Wheat & Barley Grasses Research suggests that these grasses can improve symptoms of fibromyalgia and rheumatoid arthritis. Humans can’t digest whole grasses, but these green foods are available as juice and powdered extracts. Wheatgrass juice is 70 percent chlorophyll, contains 92 minerals, and is packed with vitamins B, C, E, and K. Because it has a unique and potent flavor, most enthusiasts prefer to take it as a powdered supplement—the perfect way to boost the nutritional value of any green drink. Be aware that these grasses may cause a reaction in those with gluten allergies or sensitivities.

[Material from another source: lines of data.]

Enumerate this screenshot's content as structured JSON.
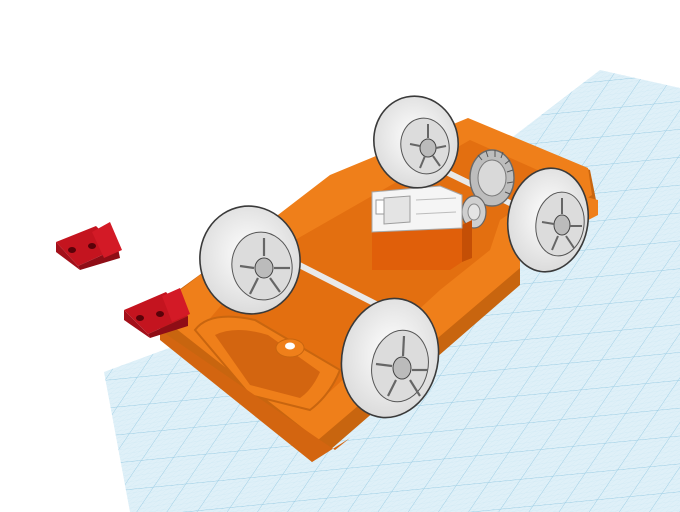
{
  "scene": {
    "background_color": "#ffffff",
    "workplane": {
      "major_grid_color": "#8fc6e0",
      "minor_grid_color": "#c5e4f1",
      "fill_color": "#dff0f8"
    },
    "colors": {
      "chassis": "#ef7f1a",
      "chassis_dark": "#c8650f",
      "tire": "#f2f2f2",
      "tire_edge": "#3a3a3a",
      "rim": "#dcdcdc",
      "axle": "#e9e9e9",
      "motor_body": "#e05f0a",
      "motor_cap": "#f5f5f5",
      "gear": "#b9b9b9",
      "bracket": "#c4141f",
      "bracket_dark": "#8f0d16"
    },
    "objects": [
      {
        "name": "chassis",
        "icon": "chassis-icon"
      },
      {
        "name": "front-left-wheel",
        "icon": "wheel-icon"
      },
      {
        "name": "front-right-wheel",
        "icon": "wheel-icon"
      },
      {
        "name": "rear-left-wheel",
        "icon": "wheel-icon"
      },
      {
        "name": "rear-right-wheel",
        "icon": "wheel-icon"
      },
      {
        "name": "motor",
        "icon": "motor-icon"
      },
      {
        "name": "crown-gear",
        "icon": "gear-icon"
      },
      {
        "name": "bracket-1",
        "icon": "bracket-icon"
      },
      {
        "name": "bracket-2",
        "icon": "bracket-icon"
      }
    ]
  }
}
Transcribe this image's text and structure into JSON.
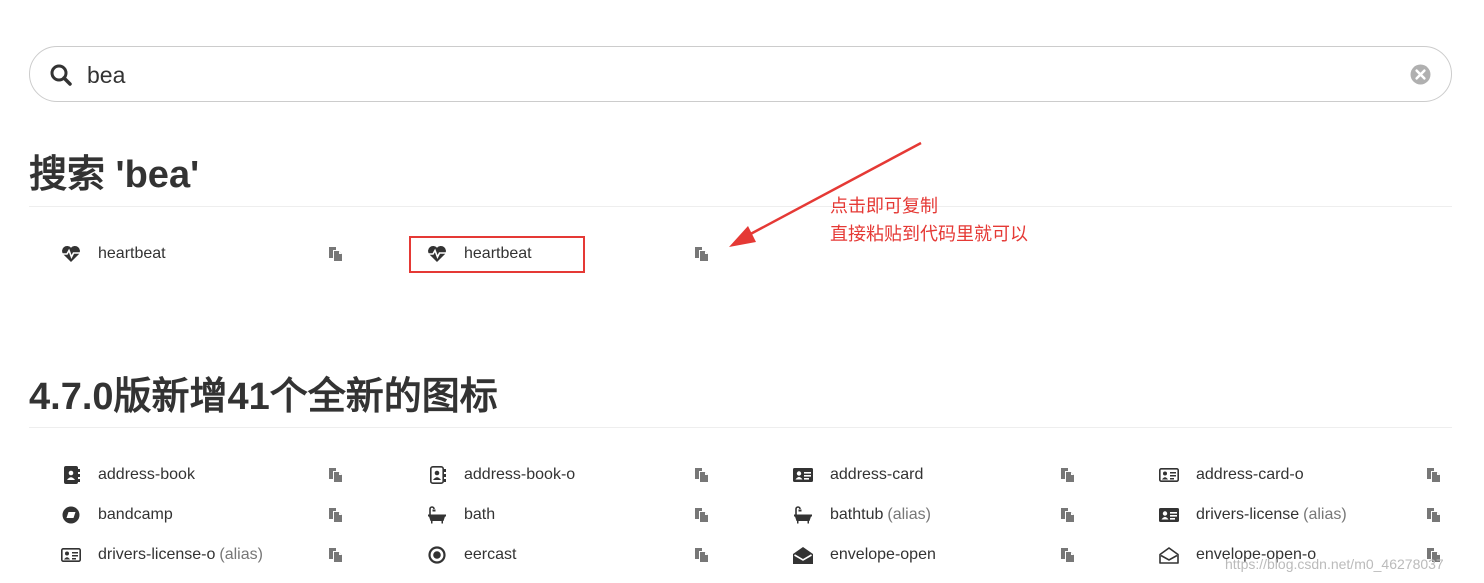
{
  "search": {
    "query": "bea",
    "search_icon": "search-icon",
    "clear_icon": "times-circle-icon"
  },
  "results": {
    "title": "搜索 'bea'",
    "items": [
      {
        "name": "heartbeat",
        "icon": "heartbeat-icon"
      },
      {
        "name": "heartbeat",
        "icon": "heartbeat-icon"
      }
    ]
  },
  "annotation": {
    "line1": "点击即可复制",
    "line2": "直接粘贴到代码里就可以",
    "color": "#e53935"
  },
  "new_icons": {
    "title": "4.7.0版新增41个全新的图标",
    "rows": [
      [
        {
          "name": "address-book",
          "icon": "address-book-icon"
        },
        {
          "name": "address-book-o",
          "icon": "address-book-o-icon"
        },
        {
          "name": "address-card",
          "icon": "address-card-icon"
        },
        {
          "name": "address-card-o",
          "icon": "address-card-o-icon"
        }
      ],
      [
        {
          "name": "bandcamp",
          "icon": "bandcamp-icon"
        },
        {
          "name": "bath",
          "icon": "bath-icon"
        },
        {
          "name": "bathtub",
          "alias": "(alias)",
          "icon": "bathtub-icon"
        },
        {
          "name": "drivers-license",
          "alias": "(alias)",
          "icon": "drivers-license-icon"
        }
      ],
      [
        {
          "name": "drivers-license-o",
          "alias": "(alias)",
          "icon": "drivers-license-o-icon"
        },
        {
          "name": "eercast",
          "icon": "eercast-icon"
        },
        {
          "name": "envelope-open",
          "icon": "envelope-open-icon"
        },
        {
          "name": "envelope-open-o",
          "icon": "envelope-open-o-icon"
        }
      ]
    ]
  },
  "copy_icon": "copy-icon",
  "watermark": "https://blog.csdn.net/m0_46278037"
}
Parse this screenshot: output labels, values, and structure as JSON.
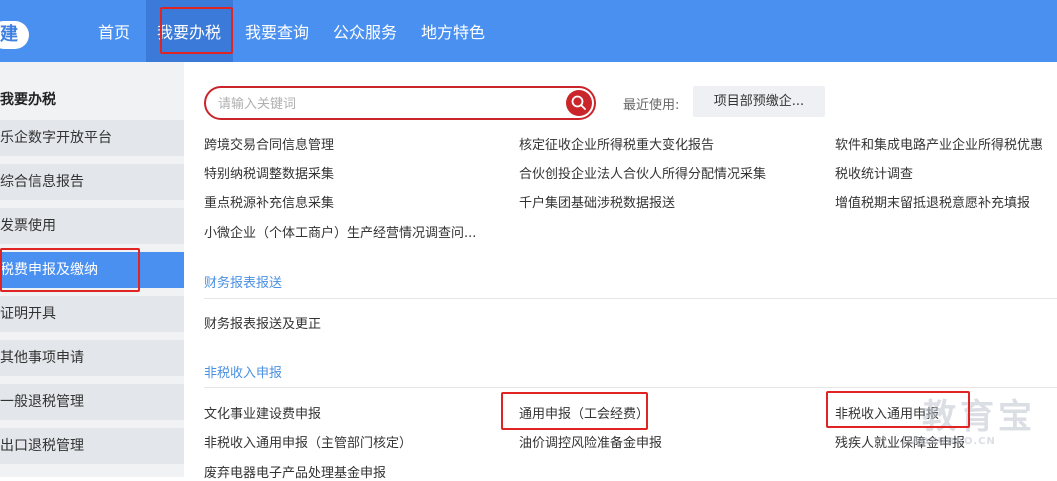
{
  "nav": {
    "logo": "建",
    "items": [
      "首页",
      "我要办税",
      "我要查询",
      "公众服务",
      "地方特色"
    ]
  },
  "sidebar": {
    "header": "我要办税",
    "items": [
      "乐企数字开放平台",
      "综合信息报告",
      "发票使用",
      "税费申报及缴纳",
      "证明开具",
      "其他事项申请",
      "一般退税管理",
      "出口退税管理"
    ],
    "active_index": 3
  },
  "search": {
    "placeholder": "请输入关键词",
    "recent_label": "最近使用:",
    "recent_item": "项目部预缴企..."
  },
  "tax_items": {
    "col1": [
      "跨境交易合同信息管理",
      "特别纳税调整数据采集",
      "重点税源补充信息采集",
      "小微企业（个体工商户）生产经营情况调查问..."
    ],
    "col2": [
      "核定征收企业所得税重大变化报告",
      "合伙创投企业法人合伙人所得分配情况采集",
      "千户集团基础涉税数据报送"
    ],
    "col3": [
      "软件和集成电路产业企业所得税优惠",
      "税收统计调查",
      "增值税期末留抵退税意愿补充填报"
    ]
  },
  "financial": {
    "title": "财务报表报送",
    "items": [
      "财务报表报送及更正"
    ]
  },
  "nontax": {
    "title": "非税收入申报",
    "col1": [
      "文化事业建设费申报",
      "非税收入通用申报（主管部门核定）",
      "废弃电器电子产品处理基金申报"
    ],
    "col2": [
      "通用申报（工会经费）",
      "油价调控风险准备金申报"
    ],
    "col3": [
      "非税收入通用申报",
      "残疾人就业保障金申报"
    ]
  },
  "watermark": {
    "brand": "教育宝",
    "url": "JIAOYUBAO.CN"
  },
  "colors": {
    "nav_bg": "#4a90f0",
    "accent_red": "#c9252b",
    "link_blue": "#4a90e2",
    "annotation_red": "#e02424"
  }
}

Matcha Green Tea This green tea contains a high concentration of L-theanine, a stressreducing amino acid that promotes brain health and helps regulate mood and alertness.

Beets This root vegetable adds a nice burst of sweetness to a drink. Its nutrients can improve blood flow, lower blood pressure, boost stamina, and enhance cardiovascular health.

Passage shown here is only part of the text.